You're a bit hasty, expecting an app store for a phone that hasn't even shipped yet. But if you examine the link in TFA, you'll see the following:
- they are offering developer's kits for a donation of $299, to be delivered June 2018
- their PureOS platform will ship initially with basic apps (phone, email, messaging, voice, camera, browsing) with others to follow
- they will offer a secure collection of apps, as part of the Matrix ecosystem
- they have added a stretch-goal to support Android apps in an isolation layer
If it weren't for deadlines, nothing would be late.
Fingers crossed with you. But to address the points you raised:
1) You must have apps people want.
They are addressing that. From another post I made on this story:
- they are offering developer's kits for a donation of $299, to be delivered June 2018
- their PureOS platform will ship initially with basic apps (phone, email, messaging, voice, camera, browsing) with others to follow
- they will offer a secure collection of apps, as part of the Matrix ecosystem
- they have added a stretch-goal to support Android apps in an isolation layer
An obvious goal will be the necessity to somehow support Android/Google apps. And an emulation/isolation layer to do so is certainly technologically possible.
See above re "stretch" goals.
It is even exciting to think about a device that might run quality non-Android Linux apps AND run Android apps in an isolated environment, denying it access to personal stuff, and/or feeding it fake data when wanted.
Check. Again, see above. Per the link in TFS, the phone "[r]uns PureOS by default, can run most GNU+Linux distributions." The openness in the dev environment ensures that the kind of privacy and security you're talking about can be baked in.
But there are a lot of legal and monopolistic minefields in trying to do so.
Such as?
And trying to keep it compatible over time would be a big, big hurdle; especially on a tight budget with little resources.
Well, Gnu/Linux has fared rather well under similar circumstances.
If it weren't for deadlines, nothing would be late.
Their main arguments are around the chipset :
Most of the current smartphone use chipset (mainly Qualcomm) that have the modem integrated into the SoC.
That modem (for radio licensing reason) must run a closed proprietary blob, while having full access to the SoC's RAM.
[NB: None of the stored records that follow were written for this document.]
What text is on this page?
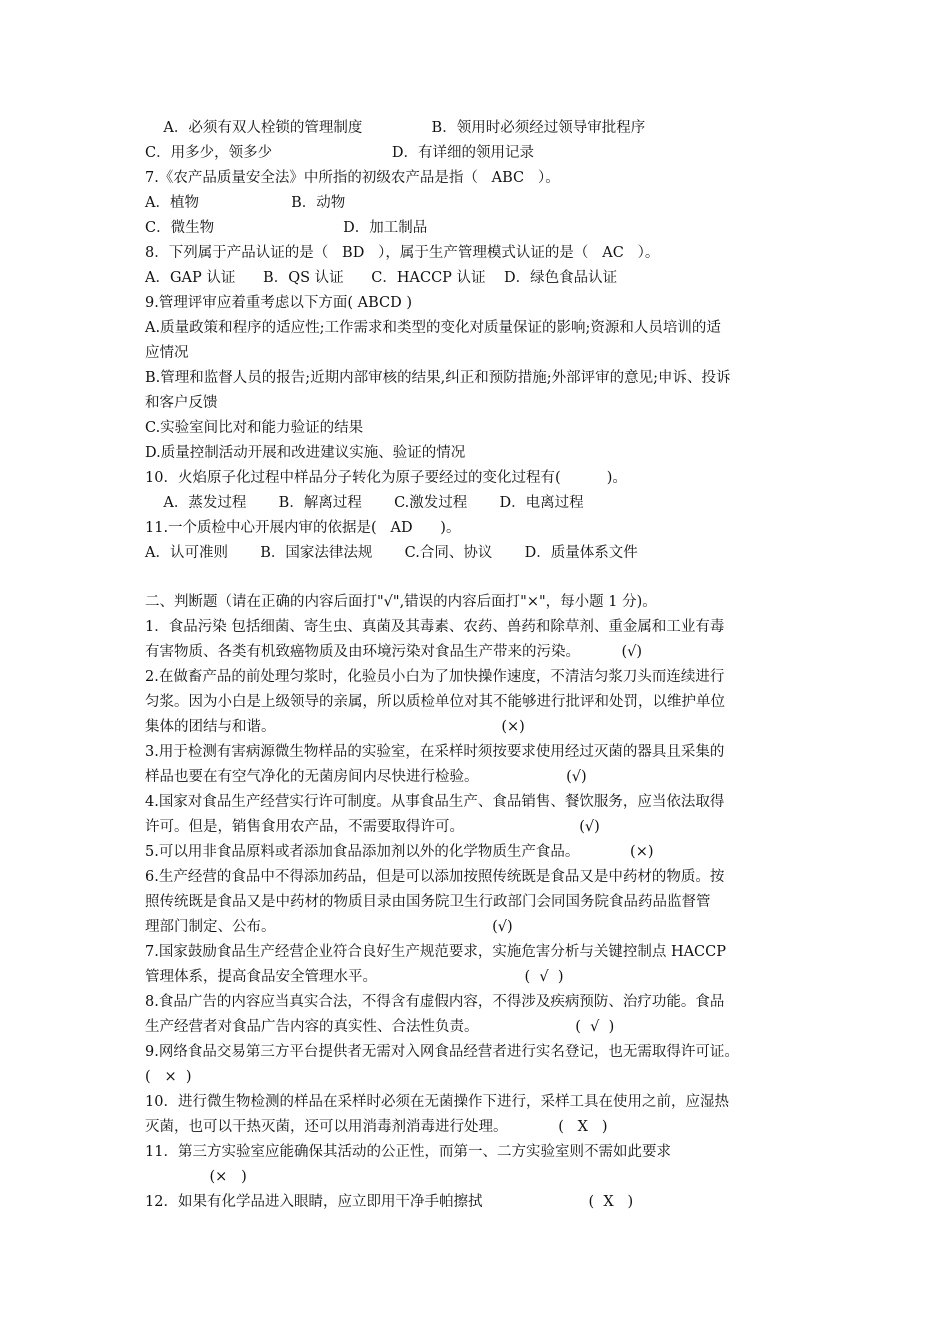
A．必须有双人栓锁的管理制度               B．领用时必须经过领导审批程序
C．用多少，领多少                          D．有详细的领用记录
7.《农产品质量安全法》中所指的初级农产品是指（   ABC   ）。
A．植物                    B．动物
C．微生物                            D．加工制品
8．下列属于产品认证的是（   BD   ），属于生产管理模式认证的是（   AC   ）。
A．GAP 认证      B．QS 认证      C．HACCP 认证    D．绿色食品认证
9.管理评审应着重考虑以下方面( ABCD )
A.质量政策和程序的适应性;工作需求和类型的变化对质量保证的影响;资源和人员培训的适
应情况
B.管理和监督人员的报告;近期内部审核的结果,纠正和预防措施;外部评审的意见;申诉、投诉
和客户反馈
C.实验室间比对和能力验证的结果
D.质量控制活动开展和改进建议实施、验证的情况
10．火焰原子化过程中样品分子转化为原子要经过的变化过程有(          )。
A．蒸发过程       B．解离过程       C.激发过程       D．电离过程
11.一个质检中心开展内审的依据是(   AD      )。
A．认可准则       B．国家法律法规       C.合同、协议       D．质量体系文件
二、判断题（请在正确的内容后面打"√",错误的内容后面打"×"，每小题 1 分)。
1．食品污染 包括细菌、寄生虫、真菌及其毒素、农药、兽药和除草剂、重金属和工业有毒
有害物质、各类有机致癌物质及由环境污染对食品生产带来的污染。         (√)
2.在做畜产品的前处理匀浆时，化验员小白为了加快操作速度，不清洁匀浆刀头而连续进行
匀浆。因为小白是上级领导的亲属，所以质检单位对其不能够进行批评和处罚，以维护单位
集体的团结与和谐。                                                 (×)
3.用于检测有害病源微生物样品的实验室，在采样时须按要求使用经过灭菌的器具且采集的
样品也要在有空气净化的无菌房间内尽快进行检验。                   (√)
4.国家对食品生产经营实行许可制度。从事食品生产、食品销售、餐饮服务，应当依法取得
许可。但是，销售食用农产品，不需要取得许可。                         (√)
5.可以用非食品原料或者添加食品添加剂以外的化学物质生产食品。           (×)
6.生产经营的食品中不得添加药品，但是可以添加按照传统既是食品又是中药材的物质。按
照传统既是食品又是中药材的物质目录由国务院卫生行政部门会同国务院食品药品监督管
理部门制定、公布。                                               (√)
7.国家鼓励食品生产经营企业符合良好生产规范要求，实施危害分析与关键控制点 HACCP
管理体系，提高食品安全管理水平。                                (  √  )
8.食品广告的内容应当真实合法，不得含有虚假内容，不得涉及疾病预防、治疗功能。食品
生产经营者对食品广告内容的真实性、合法性负责。                     (  √  )
9.网络食品交易第三方平台提供者无需对入网食品经营者进行实名登记，也无需取得许可证。
(   ×  )
10．进行微生物检测的样品在采样时必须在无菌操作下进行，采样工具在使用之前，应湿热
灭菌，也可以干热灭菌，还可以用消毒剂消毒进行处理。           (   X   )
11．第三方实验室应能确保其活动的公正性，而第一、二方实验室则不需如此要求
(×   )
12．如果有化学品进入眼睛，应立即用干净手帕擦拭                       (  X   )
Thus you're only an OTA live update away (not even installing an Android upgrade, just sending new bits to your modem to execute), before wire taping law get applied to you and your data start getting siphoned away.
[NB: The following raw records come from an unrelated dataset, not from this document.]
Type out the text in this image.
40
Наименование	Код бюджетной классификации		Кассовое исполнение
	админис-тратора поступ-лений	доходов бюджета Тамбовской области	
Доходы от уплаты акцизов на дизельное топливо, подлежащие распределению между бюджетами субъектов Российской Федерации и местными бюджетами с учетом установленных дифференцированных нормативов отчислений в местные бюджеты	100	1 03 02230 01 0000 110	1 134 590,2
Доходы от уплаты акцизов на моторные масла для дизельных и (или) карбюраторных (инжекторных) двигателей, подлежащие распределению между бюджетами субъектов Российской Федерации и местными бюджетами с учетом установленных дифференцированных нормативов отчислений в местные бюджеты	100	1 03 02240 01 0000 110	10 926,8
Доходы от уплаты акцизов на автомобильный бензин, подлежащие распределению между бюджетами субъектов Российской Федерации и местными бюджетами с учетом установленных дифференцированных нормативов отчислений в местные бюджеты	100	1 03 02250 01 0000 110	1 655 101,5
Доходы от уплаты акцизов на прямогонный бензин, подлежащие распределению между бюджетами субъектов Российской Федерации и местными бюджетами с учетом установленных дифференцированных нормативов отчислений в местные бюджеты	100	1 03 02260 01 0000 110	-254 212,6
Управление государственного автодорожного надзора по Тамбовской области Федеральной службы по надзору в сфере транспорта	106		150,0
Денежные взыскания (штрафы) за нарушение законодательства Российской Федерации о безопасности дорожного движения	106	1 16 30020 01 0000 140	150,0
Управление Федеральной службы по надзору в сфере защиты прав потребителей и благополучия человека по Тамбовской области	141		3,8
Purism want to make a phone with most of the sensitive part shut away in separate boxes that only speak a standard protocol. i.e.: modem in a separate chip, that only speaks a standard protocol (e.g.: showing up as an ethernet network) with no access RAM. No matter what rogue firmware it runs, such a modem cannot see your data, only sees an ethernet connection (and you're encrypting what goes through that one anyway, unless you stupidly trust the entire internet to be secure).
Thus, for all you concerns, 100% of your system runs opensource auditable code. It's not guaranteed to be secure *yet*, but can eventually be reviewed and secured.